Significantly higher food prices are coming, because U.S. food production is going to be way below normal levels this year. 

That is really bad news, because food prices are already absurdly high.  In some cases, people are paying as much for a full shopping cart full of food as they did for a used vehicle in the old days.  I wish that I was exaggerating, but I am not.  Unfortunately, food prices are only going to go higher because farmers and ranchers are being hit extremely hard from coast to coast. For example, it is being reported that wheat farmers in Kansas “will reap their smallest harvest in more than 60 years”…

Kansas has been called the country’s breadbasket. Now, wheat farmers in the state will reap their smallest harvest in more than 60 years.

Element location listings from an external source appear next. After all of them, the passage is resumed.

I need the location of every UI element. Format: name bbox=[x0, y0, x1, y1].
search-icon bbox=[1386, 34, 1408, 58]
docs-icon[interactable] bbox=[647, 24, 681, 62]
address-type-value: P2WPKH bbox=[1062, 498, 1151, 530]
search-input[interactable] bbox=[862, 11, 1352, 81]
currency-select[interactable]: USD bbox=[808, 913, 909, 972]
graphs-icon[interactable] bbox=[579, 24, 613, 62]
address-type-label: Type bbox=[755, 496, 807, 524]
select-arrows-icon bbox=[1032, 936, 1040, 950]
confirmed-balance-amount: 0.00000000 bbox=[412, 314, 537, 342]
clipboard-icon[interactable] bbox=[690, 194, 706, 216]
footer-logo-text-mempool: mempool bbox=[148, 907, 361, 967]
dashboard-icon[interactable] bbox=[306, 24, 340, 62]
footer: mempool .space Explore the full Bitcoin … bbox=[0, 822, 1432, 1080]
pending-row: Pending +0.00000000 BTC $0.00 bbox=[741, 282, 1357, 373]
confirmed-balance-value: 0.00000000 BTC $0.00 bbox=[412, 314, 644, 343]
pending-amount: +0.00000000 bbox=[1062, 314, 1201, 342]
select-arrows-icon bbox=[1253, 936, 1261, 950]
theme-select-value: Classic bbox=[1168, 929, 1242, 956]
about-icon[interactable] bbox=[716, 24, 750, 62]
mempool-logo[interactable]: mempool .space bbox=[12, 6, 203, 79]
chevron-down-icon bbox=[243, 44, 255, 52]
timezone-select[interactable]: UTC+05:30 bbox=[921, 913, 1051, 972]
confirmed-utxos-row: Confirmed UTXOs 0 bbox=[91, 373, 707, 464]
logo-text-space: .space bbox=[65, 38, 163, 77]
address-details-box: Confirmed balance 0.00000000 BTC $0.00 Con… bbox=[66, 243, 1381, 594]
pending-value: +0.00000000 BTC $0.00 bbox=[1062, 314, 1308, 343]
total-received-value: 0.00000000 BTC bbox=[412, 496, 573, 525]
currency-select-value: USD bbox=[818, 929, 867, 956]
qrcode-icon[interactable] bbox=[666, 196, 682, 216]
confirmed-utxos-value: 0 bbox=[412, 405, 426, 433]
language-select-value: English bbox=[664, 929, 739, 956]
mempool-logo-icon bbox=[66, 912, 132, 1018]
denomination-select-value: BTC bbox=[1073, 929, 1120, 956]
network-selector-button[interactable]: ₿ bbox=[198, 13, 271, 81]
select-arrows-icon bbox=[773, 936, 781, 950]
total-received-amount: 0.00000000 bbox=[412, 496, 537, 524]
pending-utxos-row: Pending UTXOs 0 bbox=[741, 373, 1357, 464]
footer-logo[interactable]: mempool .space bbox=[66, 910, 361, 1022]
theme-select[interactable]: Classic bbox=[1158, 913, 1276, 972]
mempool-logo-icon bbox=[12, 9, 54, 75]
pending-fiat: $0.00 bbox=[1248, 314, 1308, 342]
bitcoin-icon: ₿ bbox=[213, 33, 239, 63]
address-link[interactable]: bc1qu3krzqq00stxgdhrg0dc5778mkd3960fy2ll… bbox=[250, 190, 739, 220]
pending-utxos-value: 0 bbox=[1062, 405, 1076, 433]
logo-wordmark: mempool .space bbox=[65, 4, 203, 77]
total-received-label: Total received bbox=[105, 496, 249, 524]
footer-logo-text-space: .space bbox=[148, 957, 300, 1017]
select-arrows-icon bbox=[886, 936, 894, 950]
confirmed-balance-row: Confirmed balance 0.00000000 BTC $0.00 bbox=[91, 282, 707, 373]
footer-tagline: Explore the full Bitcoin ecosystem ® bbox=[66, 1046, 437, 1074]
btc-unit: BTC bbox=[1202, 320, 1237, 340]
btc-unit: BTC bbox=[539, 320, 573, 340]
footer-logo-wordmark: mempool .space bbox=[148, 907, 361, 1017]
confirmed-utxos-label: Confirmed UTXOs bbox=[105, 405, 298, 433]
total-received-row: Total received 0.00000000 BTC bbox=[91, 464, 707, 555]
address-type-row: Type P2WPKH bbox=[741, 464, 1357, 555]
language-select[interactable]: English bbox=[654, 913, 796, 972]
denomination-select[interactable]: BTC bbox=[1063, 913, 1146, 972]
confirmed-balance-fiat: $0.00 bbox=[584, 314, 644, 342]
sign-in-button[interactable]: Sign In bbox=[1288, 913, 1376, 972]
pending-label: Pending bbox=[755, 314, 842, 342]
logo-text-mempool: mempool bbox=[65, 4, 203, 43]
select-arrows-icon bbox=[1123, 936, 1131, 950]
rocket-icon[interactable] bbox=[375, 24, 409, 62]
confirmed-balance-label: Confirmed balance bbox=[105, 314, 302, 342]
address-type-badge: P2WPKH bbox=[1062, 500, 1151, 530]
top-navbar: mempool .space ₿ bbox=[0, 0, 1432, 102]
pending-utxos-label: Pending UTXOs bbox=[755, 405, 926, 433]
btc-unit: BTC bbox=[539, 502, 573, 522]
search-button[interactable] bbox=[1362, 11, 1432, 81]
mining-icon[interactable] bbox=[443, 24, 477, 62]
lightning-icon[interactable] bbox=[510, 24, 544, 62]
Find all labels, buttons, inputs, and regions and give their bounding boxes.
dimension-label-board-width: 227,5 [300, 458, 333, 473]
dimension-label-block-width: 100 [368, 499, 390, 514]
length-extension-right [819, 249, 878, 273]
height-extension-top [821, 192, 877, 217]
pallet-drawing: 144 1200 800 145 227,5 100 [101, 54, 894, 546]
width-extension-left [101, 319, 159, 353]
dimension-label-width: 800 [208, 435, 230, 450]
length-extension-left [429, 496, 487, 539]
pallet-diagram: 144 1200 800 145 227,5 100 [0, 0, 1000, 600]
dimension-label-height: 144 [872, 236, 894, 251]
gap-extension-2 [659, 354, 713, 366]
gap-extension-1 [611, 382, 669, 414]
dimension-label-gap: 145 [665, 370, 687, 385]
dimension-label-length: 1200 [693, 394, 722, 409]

This will go directly down the chain, from farmers to consumers at the grocery store.

Kansas normally produces more wheat than any other U.S. state by a wide margin.

But now the harvest in that state will be the smallest that we have seen since 1957

For the last two years, a drought has withered a lot of the crop.

Now, this year’s wheat harvest in Kansas is shaping up to be the smallest since 1957. That year, the Eisenhower administration intentionally suppressed wheat production.

There were 166 million people living in the United States in 1957.

Today, there are 331 million people.

So who is going to volunteer to give up eating wheat this year so that others can consume what they normally do?


At this point, things are so bad that we are being told that flour mills in Kansas “will likely have to buy wheat grown in eastern Europe”

Kansas flour mills will likely have to buy wheat grown in eastern Europe.

For decades, Kansas has led the nation in wheat production. The U.S. leads the world in in wheat exports, as well.

This is a major problem.

But can’t we all just eat more corn instead?

After all, corn is already in thousands upon thousands of different products that Americans consume on a regular basis.

Well, it turns out that corn production is being greatly affected by drought as well.  The following comes from a Newsweek article entitled “Corn Prices Set to Soar After Midwest Hit by Worst Drought in 30 Years”

An unusually dry May in the Midwest has raised concerns over this year’s corn crop in the Corn Belt, the region stretching from the panhandle of Texas up to North Dakota and east to Ohio which dominates the country’s corn production.

Extremely dry conditions are being accompanied by unusually hot temperatures, and this combination is causing all sorts of havoc for corn farmers…

The USDA’s National Agricultural Statistics Service recently reported increasingly dry topsoil, poor pasture conditions in Missouri, and limited moisture for newly planted crops.

“We have very high temperatures all the way up through the northern plains of the Midwest, which impacts more than just corn and soybeans—it’s impacting other crops as well,” Curt Covington, senior director of partner relations at AgAmerica, America’s largest nonbank agricultural lender, told Newsweek.